2025年4月に行われた国土交通省の検討会でも、SNSなどで高利回りを強調した不適切な勧誘や原野商法、ポンジ・スキームといった詐欺への懸念が示されています。
引用:参考資料|第1回 一般投資家の参加拡大を踏まえた不動産特定共同事業のあり方についての検討会|国土交通省
- SNSなどで高い利回りなどを宣伝して、一般投資家を誘引している商品がみられるが、何らかのルールが必要ではないのか。
- 不動産特定共同事業において原野商法やポンジ・スキームが行われるリスクがあり、これらを防止するための対策を更に検討すべきではないか。
安全に投資を行うためにも、問い合わせしたら適切に対応してくれるか、透明性は適切に保たれているか、実績はあるかなどの観点で、運用会社の透明性や情報開示体制を十分に確認することが大切です。
4. リスクを踏まえて投資期間を検討する
不動産小口化商品は、運用期間が決められており、原則として途中解約できません。
投資期間を検討するときは、運用期間中に対象不動産の価値変動や賃料下落、空室発生などのリスクが発生することにも目を向ける必要があります。また、運営会社が倒産するリスクがあります。
リスクを踏まえたうえで、ご自身の将来的な資金計画やライフイベントと照らし合わせつつ、無理のない投資期間を慎重に検討することが重要です。
5. 確定申告が必要な場合を把握する
任意組合型の不動産小口化商品で収益を得た場合、年間所得が20万円以上になると、会社員であっても確定申告が必要になります。

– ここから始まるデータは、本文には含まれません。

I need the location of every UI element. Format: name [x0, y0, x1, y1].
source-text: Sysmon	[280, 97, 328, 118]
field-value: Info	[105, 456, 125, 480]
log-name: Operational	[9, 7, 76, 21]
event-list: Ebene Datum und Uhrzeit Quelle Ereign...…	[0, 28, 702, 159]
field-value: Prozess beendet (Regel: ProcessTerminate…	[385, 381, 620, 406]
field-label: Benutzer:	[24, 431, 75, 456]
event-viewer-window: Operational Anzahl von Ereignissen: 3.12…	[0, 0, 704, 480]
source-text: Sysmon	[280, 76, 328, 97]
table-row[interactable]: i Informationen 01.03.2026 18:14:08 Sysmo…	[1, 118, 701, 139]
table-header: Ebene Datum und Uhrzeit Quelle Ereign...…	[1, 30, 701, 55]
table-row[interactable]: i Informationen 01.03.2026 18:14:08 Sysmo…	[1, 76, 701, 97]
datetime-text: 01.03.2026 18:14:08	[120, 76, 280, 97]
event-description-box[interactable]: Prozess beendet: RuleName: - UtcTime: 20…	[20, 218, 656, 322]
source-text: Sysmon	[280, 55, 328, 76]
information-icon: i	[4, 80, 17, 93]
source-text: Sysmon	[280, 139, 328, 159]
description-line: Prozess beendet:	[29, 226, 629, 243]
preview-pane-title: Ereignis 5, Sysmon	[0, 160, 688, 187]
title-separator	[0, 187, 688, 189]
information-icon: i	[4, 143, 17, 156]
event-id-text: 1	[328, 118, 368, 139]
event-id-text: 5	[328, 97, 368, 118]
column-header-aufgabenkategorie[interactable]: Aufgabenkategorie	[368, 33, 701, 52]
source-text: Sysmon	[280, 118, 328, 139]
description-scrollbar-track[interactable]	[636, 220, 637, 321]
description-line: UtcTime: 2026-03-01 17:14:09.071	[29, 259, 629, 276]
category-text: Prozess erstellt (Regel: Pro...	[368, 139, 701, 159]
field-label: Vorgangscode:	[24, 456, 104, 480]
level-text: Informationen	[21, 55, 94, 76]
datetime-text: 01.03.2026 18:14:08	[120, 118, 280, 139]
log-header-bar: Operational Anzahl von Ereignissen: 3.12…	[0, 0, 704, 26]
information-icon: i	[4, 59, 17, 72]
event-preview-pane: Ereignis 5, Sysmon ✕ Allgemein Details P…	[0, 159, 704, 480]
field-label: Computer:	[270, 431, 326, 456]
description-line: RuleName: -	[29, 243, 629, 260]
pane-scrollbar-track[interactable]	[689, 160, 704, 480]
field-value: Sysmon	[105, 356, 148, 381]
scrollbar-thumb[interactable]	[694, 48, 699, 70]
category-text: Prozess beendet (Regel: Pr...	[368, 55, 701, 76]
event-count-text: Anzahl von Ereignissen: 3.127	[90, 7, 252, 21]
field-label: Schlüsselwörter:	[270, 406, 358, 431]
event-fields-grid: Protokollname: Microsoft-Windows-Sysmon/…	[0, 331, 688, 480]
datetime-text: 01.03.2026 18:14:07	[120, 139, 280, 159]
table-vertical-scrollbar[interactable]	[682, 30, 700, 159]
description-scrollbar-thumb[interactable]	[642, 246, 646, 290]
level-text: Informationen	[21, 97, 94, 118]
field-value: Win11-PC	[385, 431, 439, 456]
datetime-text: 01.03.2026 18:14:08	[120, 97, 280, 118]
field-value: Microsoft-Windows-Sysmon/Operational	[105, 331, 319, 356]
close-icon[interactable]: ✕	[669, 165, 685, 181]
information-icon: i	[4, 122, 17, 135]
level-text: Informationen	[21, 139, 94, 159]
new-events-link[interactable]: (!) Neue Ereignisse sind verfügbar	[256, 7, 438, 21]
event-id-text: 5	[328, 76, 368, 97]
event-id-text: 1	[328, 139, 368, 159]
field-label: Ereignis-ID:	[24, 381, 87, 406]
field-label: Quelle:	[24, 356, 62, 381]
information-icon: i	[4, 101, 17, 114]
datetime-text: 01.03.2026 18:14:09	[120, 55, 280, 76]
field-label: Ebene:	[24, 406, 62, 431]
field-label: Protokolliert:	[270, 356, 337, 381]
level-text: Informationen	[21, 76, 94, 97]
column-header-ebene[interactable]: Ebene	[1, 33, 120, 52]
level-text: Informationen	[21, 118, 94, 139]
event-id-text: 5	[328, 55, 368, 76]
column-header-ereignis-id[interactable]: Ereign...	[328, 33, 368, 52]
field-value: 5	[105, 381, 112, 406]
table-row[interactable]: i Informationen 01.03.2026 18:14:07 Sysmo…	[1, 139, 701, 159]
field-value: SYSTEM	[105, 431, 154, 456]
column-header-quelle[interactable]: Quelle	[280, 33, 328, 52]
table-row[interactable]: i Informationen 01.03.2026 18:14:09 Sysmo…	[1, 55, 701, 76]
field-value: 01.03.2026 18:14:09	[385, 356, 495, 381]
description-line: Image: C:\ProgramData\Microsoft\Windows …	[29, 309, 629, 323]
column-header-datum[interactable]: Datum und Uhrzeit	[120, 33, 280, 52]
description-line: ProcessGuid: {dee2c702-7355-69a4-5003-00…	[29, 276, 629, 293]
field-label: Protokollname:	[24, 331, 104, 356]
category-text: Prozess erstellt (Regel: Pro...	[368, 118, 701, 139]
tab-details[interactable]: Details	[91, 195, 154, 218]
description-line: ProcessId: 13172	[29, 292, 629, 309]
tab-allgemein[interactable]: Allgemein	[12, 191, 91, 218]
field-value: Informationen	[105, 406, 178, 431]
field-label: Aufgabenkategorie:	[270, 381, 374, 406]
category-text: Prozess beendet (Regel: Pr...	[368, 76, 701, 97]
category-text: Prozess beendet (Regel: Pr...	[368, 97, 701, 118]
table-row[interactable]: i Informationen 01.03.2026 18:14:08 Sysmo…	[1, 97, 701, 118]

多くの会社員にとって確定申告はなじみがないため、どのような準備が必要かわからず戸惑うかもしれません。
期日前に慌てることなくスムーズに準備するためにも、手続きの流れや必要書類などを早めに確認することが大切です。
不動産投資に確定申告は必要? やり方から税理士への依頼料まで解説
不動産小口化商品で不動産投資を始めよう
不動産小口化商品は、少額から不動産投資を始めたい方、相続を検討される方にとって魅力的な選択肢です。複数物件への分散投資でリスクを抑えることもできます。
しかし、高い利回りをうたった誇大広告や勧誘も散見されるため、商品の選定には注意が必要です。
これから法改正が進み選びやすくなる可能性もありますが、いずれにせよ自分の目で適切な商品を見極める力が求められます。そのため、投資を始める前に不動産小口化商品の特性や実物不動産投資との違いを理解し、運用会社の透明性や実績をしっかり確認することが大切です。